This article is part of my 1000² Smart Home project. Check out the Architecture and Software and then move on to Hardware. An most importantly, check the Lessons learned and why I did what I did. There are already some first results, connecting all parts of the system.
Progress
Finally, enough pieces of the puzzle are starting to fit together in my Smart Home project, so that I can have some end to end functionality: press a button here turn on a light there, while watching the actual slider change a graphical interface. Oh, look the temperature is displayed as well. Hooray. Still need a few “cans of bug spray”, though.
First up, some nodes
Why are they called nodes anyway? Grabbing some old and new hardware prototypes, I made a basic system with a few types of nodes, what I thought was the minimum required to get started.
The node on the right most is the server or gateway node. Still using UART, hence the FT232 adaptor. It sends received packets to the raspberry pi in MQTTish format. It sends over the radio the received commands via UART, again in a MQTTish format.
On the bottom there is a simple remote node, with 4 buttons, which is battery powered.
On the left there is a PWM led driver connected to a lamp.
The left side one with the red antenna is a battery powered temperature, humidity and light sensor, of which I have a couple already.
On the top left there is a spy node, which dumps all traffic on the UART to get a check on the network. I have used this mostly on debugging.
On the top right is another LED driver, hooked up to my previously hacked lamp.
Software
I am running things on a raspberry pi, but one could also re purpose some old computer.
I setup Mosquitto as the MQTT broker, to which Node-RED connects. In fact, I am using Node-RED as a link between the gateway node on the UART and Mosquitto, with everything else inside Node-RED interracting with the MQTT server.
Also built a small dashboard, here’s part of the hierarchy
Of course, one needs a very basic front panel, quite underpopulated at the moment. (there’s also a lesson here regarding halogen lights and temperature sensor placement).
Here are the nodes used to create the interface. With the exception of the function required to get time and date from epoch time, everything else is a normal node already included with Node-RED.
Monitoring the health of the nodes is also simple – since they transmit some parameters: the time since start (uptime), the battery voltage, the gateway RSSI for each and the average time spent in the loop. The number of packets received is also logged. Behind the scenes is very simple, since MQTT allows for wildcard selection of the same parameter from all topics.

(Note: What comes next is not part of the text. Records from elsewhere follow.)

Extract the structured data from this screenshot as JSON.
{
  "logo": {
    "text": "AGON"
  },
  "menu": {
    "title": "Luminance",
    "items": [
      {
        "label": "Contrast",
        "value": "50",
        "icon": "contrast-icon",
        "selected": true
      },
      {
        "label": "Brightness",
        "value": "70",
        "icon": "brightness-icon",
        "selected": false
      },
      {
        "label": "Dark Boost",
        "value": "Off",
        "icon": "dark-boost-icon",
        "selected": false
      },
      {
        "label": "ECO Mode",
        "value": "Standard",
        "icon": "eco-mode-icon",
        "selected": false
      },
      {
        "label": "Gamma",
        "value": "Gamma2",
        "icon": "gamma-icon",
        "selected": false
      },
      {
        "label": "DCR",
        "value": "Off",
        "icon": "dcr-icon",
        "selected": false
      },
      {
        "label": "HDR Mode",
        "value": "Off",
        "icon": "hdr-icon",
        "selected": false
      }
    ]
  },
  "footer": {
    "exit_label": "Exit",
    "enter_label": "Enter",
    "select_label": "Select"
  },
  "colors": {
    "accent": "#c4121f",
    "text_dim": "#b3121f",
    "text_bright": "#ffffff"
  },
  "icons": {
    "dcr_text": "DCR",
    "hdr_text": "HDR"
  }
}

Showing below is the time since startup of every node. For now they update this value every 10 minutes, but will change to longer once things are more stable. You can see a couple of nodes were reset some time.

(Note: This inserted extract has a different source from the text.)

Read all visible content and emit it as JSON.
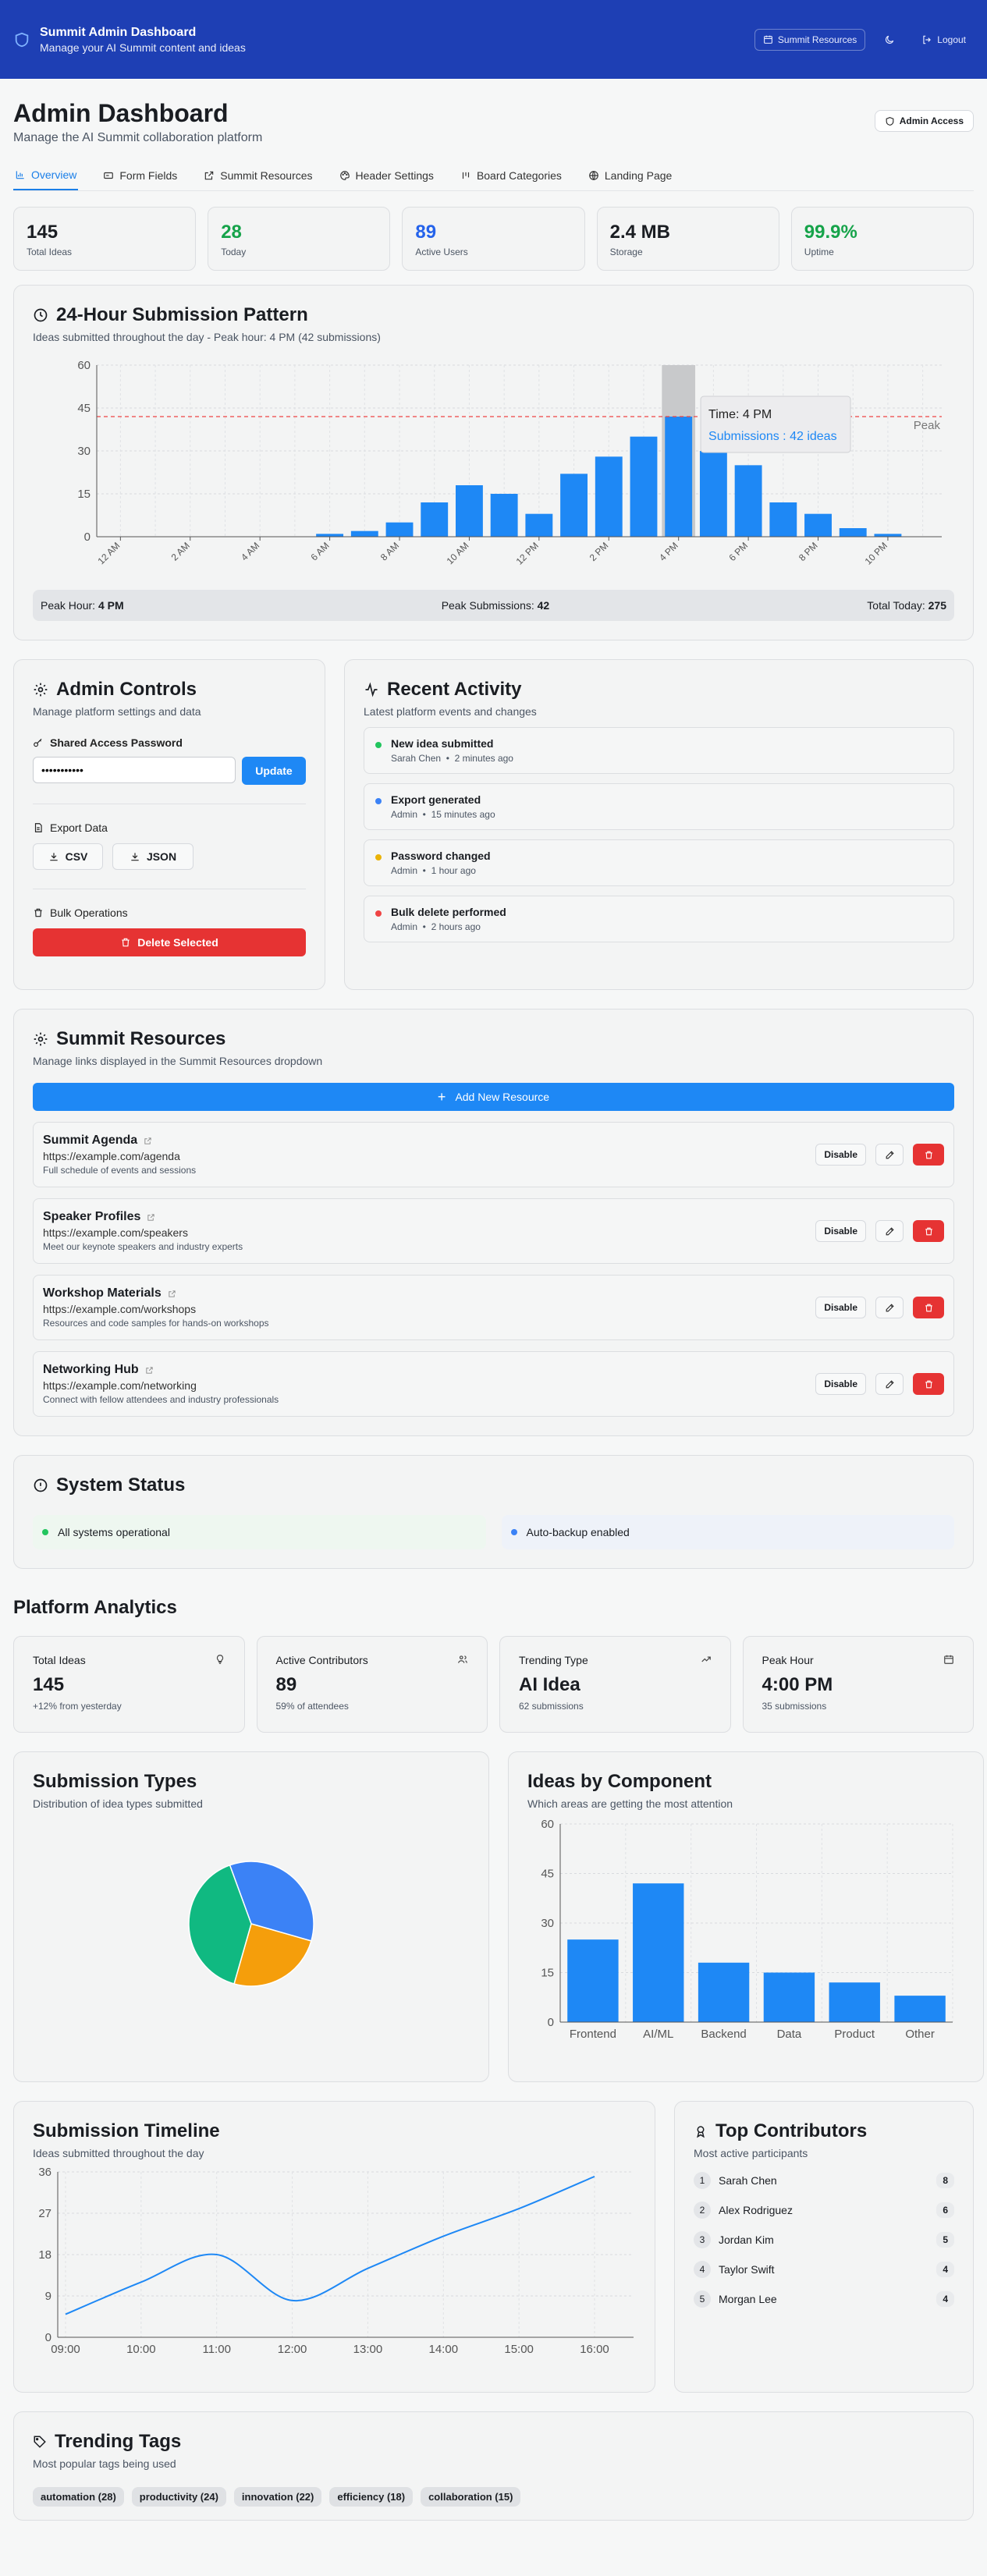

A tiny bit of “automation” connects 2 buttons from the remote node to the 2 LEDs, sending the ‘toggle’ command so that each press turns the light on or off.
A pair of motion sensor and light
I have a light on the hallway made of a LED strip and a motion sensor switch, pure analog stuff, to turn on when there is motion. I replaced this with a module that drives the LEDs. Yes, ugly and temporary wiring, but it is on top of a door frame where it cannot be seen…unless you are reaaaaaly tall. I have used the combination of the core module and the LED driver module, which means i can easily detach the core and take it for re-flashing, since I have not OTA update yet.
To make things more interesting, this module does not have a motion sensor attached to it. Instead, I made a separate one, attached to the ceiling. The PIR sensor (the new digital type that has no external IC) needs a higher voltage. As I said in Lessons learned, a step up converter is a bad idea. So I used the prototype PCB to build a charge pump (diodes on the bottom) and drive only the motion sensor at double the battery voltage. The charge pump is possible because I can route the internal 32 kHz clock to a pin.
The fully assembled module attached to the ceiling lamp
The two modules work through the whole system, with node red making the rules and control. I am still playing with the optimal way to control such a setup, but node RED makes things quite easy. The setup has been running flawlessly for a few days now already.
The charge pump is more visible on the motion, light, humidity and temperature sensor I have monitoring my desk. Look at those tiny tiny diodes!